So two things: Yes, a 50-inch puppet of Angus Scrimm, the terrifying “Tall Man” from the Phantasm film series actually exists. Likewise, so does a four-foot version of Pennywise the Clown from Stephen King’s 1986 novel It and subsequent television miniseries starring Tim Curry as the clown who lived to lure kids below the street gutters. (In other good news that involves Pennywise, director Andrés Muschietti‘s highly anticipated film adaptation of It is scheduled to hit theaters on September 8, 2017.)

Made by a company out of Los Angeles called The Scary Closet, these puppets are not for the casual collector of horror-related oddities. For instance, Pennywise was created with the help of FX rock star Bart Mixon who was responsible for creating the original image for the It miniseries. Every last detail of Pennywise’s appearance was taken from Mixon’s original tangible design which the artist has kept as a part of his own personal collection. Adding another bit of horror nerd street credibility to the puppet is the work of sculptor Charles Chiodo, who created Pennywise’s head. Chiodo and his two brothers Stephen and Edward are long-time film artists and the talented trio are probably most well-known for flexing their FX muscles in their own film, the 1988 cult horror classic Killer Klowns from Outer Space. This version of Pennywise is known as the “Battery Acid Edition.” A clever nod to the original production when the evil clown gets burned with it the stuff thanks to the quick thinking of “Eddie Kaspbrak” played by actor Dennis Christopher. Only 25 were ever made and all of them have been signed by Tim Curry himself.

The puppet of Angus Scrimm (the transfixing “Tall Man” from the 1979 film Phantasm and all of its subsequent sequels) took over a year to finish.
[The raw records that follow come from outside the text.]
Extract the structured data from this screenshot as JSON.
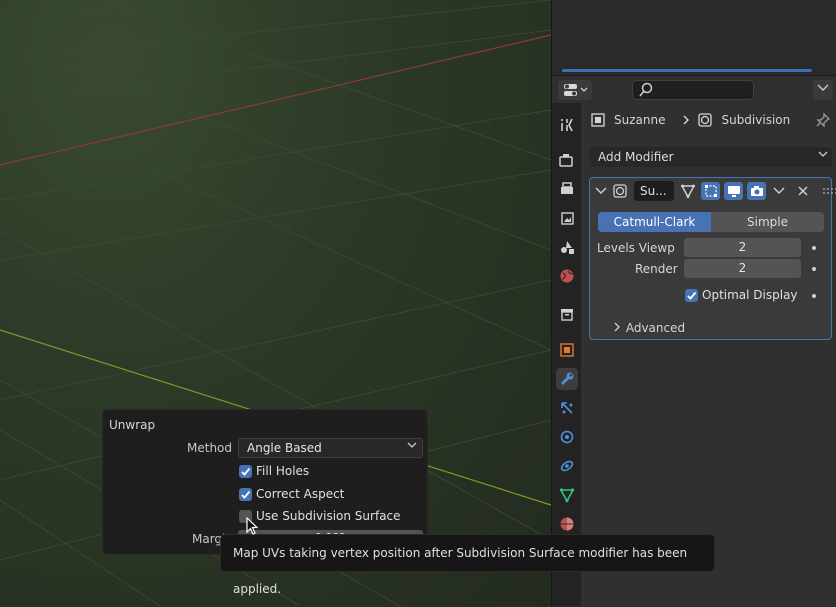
{
  "viewport": {
    "label": "3D Viewport"
  },
  "properties": {
    "breadcrumb": {
      "object": "Suzanne",
      "modifier": "Subdivision"
    },
    "add_modifier_label": "Add Modifier",
    "modifier": {
      "name": "Su...",
      "subdivision_types": [
        "Catmull-Clark",
        "Simple"
      ],
      "selected_type": "Catmull-Clark",
      "levels_viewport_label": "Levels Viewp",
      "levels_viewport_value": "2",
      "render_label": "Render",
      "render_value": "2",
      "optimal_display_label": "Optimal Display",
      "optimal_display_checked": true,
      "advanced_label": "Advanced"
    },
    "tab_icons": [
      "tool-icon",
      "render-icon",
      "output-icon",
      "view-layer-icon",
      "scene-icon",
      "world-icon",
      "collection-icon",
      "object-icon",
      "modifier-icon",
      "particles-icon",
      "physics-icon",
      "constraints-icon",
      "data-icon",
      "material-icon"
    ]
  },
  "unwrap_popup": {
    "title": "Unwrap",
    "method_label": "Method",
    "method_value": "Angle Based",
    "fill_holes_label": "Fill Holes",
    "fill_holes_checked": true,
    "correct_aspect_label": "Correct Aspect",
    "correct_aspect_checked": true,
    "use_subdivision_label": "Use Subdivision Surface",
    "use_subdivision_checked": false,
    "margin_label": "Margin",
    "margin_value": "0.001"
  },
  "tooltip": {
    "text": "Map UVs taking vertex position after Subdivision Surface modifier has been applied."
  },
  "colors": {
    "accent": "#4772b3",
    "panel": "#303030",
    "popup": "#1e1e1e"
  }
}
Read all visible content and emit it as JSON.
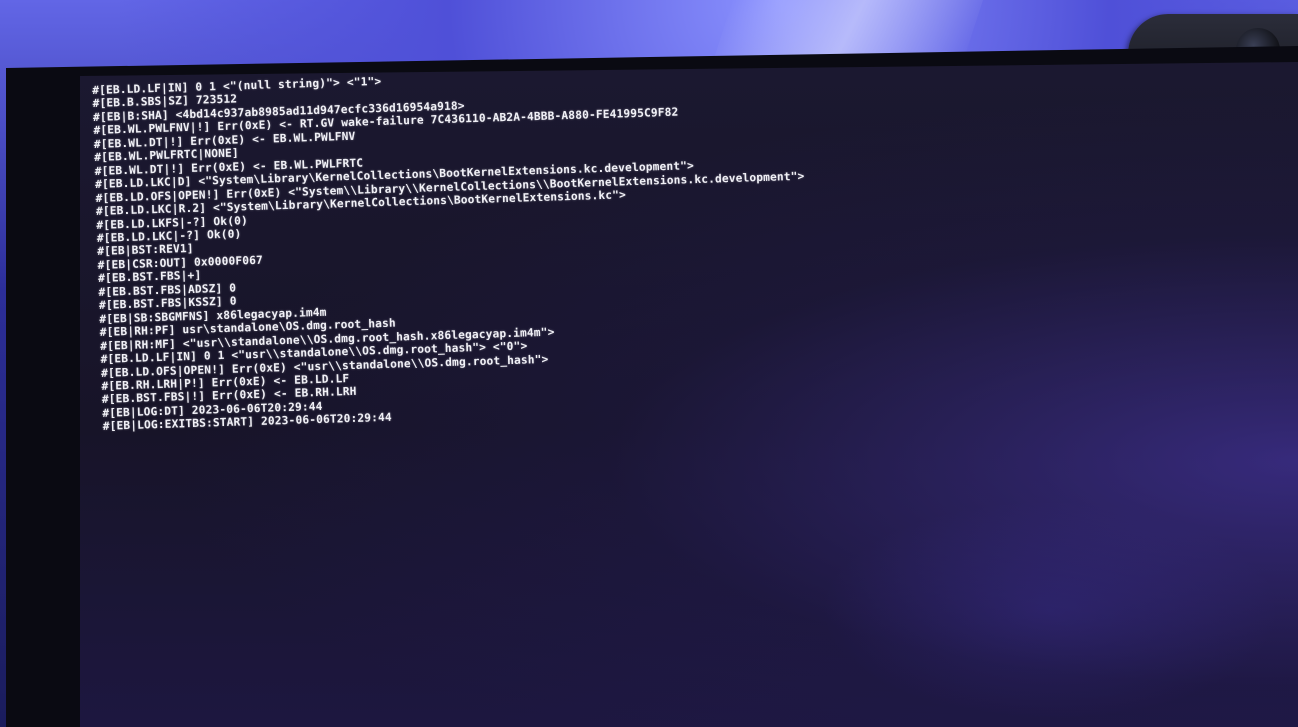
{
  "console": {
    "lines": [
      "#[EB.LD.LF|IN] 0 1 <\"(null string)\"> <\"1\">",
      "#[EB.B.SBS|SZ] 723512",
      "#[EB|B:SHA] <4bd14c937ab8985ad11d947ecfc336d16954a918>",
      "#[EB.WL.PWLFNV|!] Err(0xE) <- RT.GV wake-failure 7C436110-AB2A-4BBB-A880-FE41995C9F82",
      "#[EB.WL.DT|!] Err(0xE) <- EB.WL.PWLFNV",
      "#[EB.WL.PWLFRTC|NONE]",
      "#[EB.WL.DT|!] Err(0xE) <- EB.WL.PWLFRTC",
      "#[EB.LD.LKC|D] <\"System\\Library\\KernelCollections\\BootKernelExtensions.kc.development\">",
      "#[EB.LD.OFS|OPEN!] Err(0xE) <\"System\\\\Library\\\\KernelCollections\\\\BootKernelExtensions.kc.development\">",
      "#[EB.LD.LKC|R.2] <\"System\\Library\\KernelCollections\\BootKernelExtensions.kc\">",
      "#[EB.LD.LKFS|-?] Ok(0)",
      "#[EB.LD.LKC|-?] Ok(0)",
      "#[EB|BST:REV1]",
      "#[EB|CSR:OUT] 0x0000F067",
      "#[EB.BST.FBS|+]",
      "#[EB.BST.FBS|ADSZ] 0",
      "#[EB.BST.FBS|KSSZ] 0",
      "#[EB|SB:SBGMFNS] x86legacyap.im4m",
      "#[EB|RH:PF] usr\\standalone\\OS.dmg.root_hash",
      "#[EB|RH:MF] <\"usr\\\\standalone\\\\OS.dmg.root_hash.x86legacyap.im4m\">",
      "#[EB.LD.LF|IN] 0 1 <\"usr\\\\standalone\\\\OS.dmg.root_hash\"> <\"0\">",
      "#[EB.LD.OFS|OPEN!] Err(0xE) <\"usr\\\\standalone\\\\OS.dmg.root_hash\">",
      "#[EB.RH.LRH|P!] Err(0xE) <- EB.LD.LF",
      "#[EB.BST.FBS|!] Err(0xE) <- EB.RH.LRH",
      "#[EB|LOG:DT] 2023-06-06T20:29:44",
      "#[EB|LOG:EXITBS:START] 2023-06-06T20:29:44"
    ]
  }
}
Ten of The Tall Man puppets—which were all hand painted by Charles Chiodo—were signed by Scrimm during a reunion of the cast of Phantasm in California in 2014. If after reading this post you’ve just decided to quit your day job and fulfill your dream of becoming a traveling ventriloquist, I hope you’ve saved your lunch money, because the Pennywise puppet will run you $2,495 and Mr. Scrimm (who is currently on sale) is $1,995. You can get more information over at The Scary Closet‘s Etsy page where they have several other high-end puppets up for sale (including a very scary “Slappy” puppet from author R. L. Stine’s book and television series Goosebumps). I’ve posted a few images of the puppets below. If you need me I’ll be under the bed.
 

 

 
More after the jump…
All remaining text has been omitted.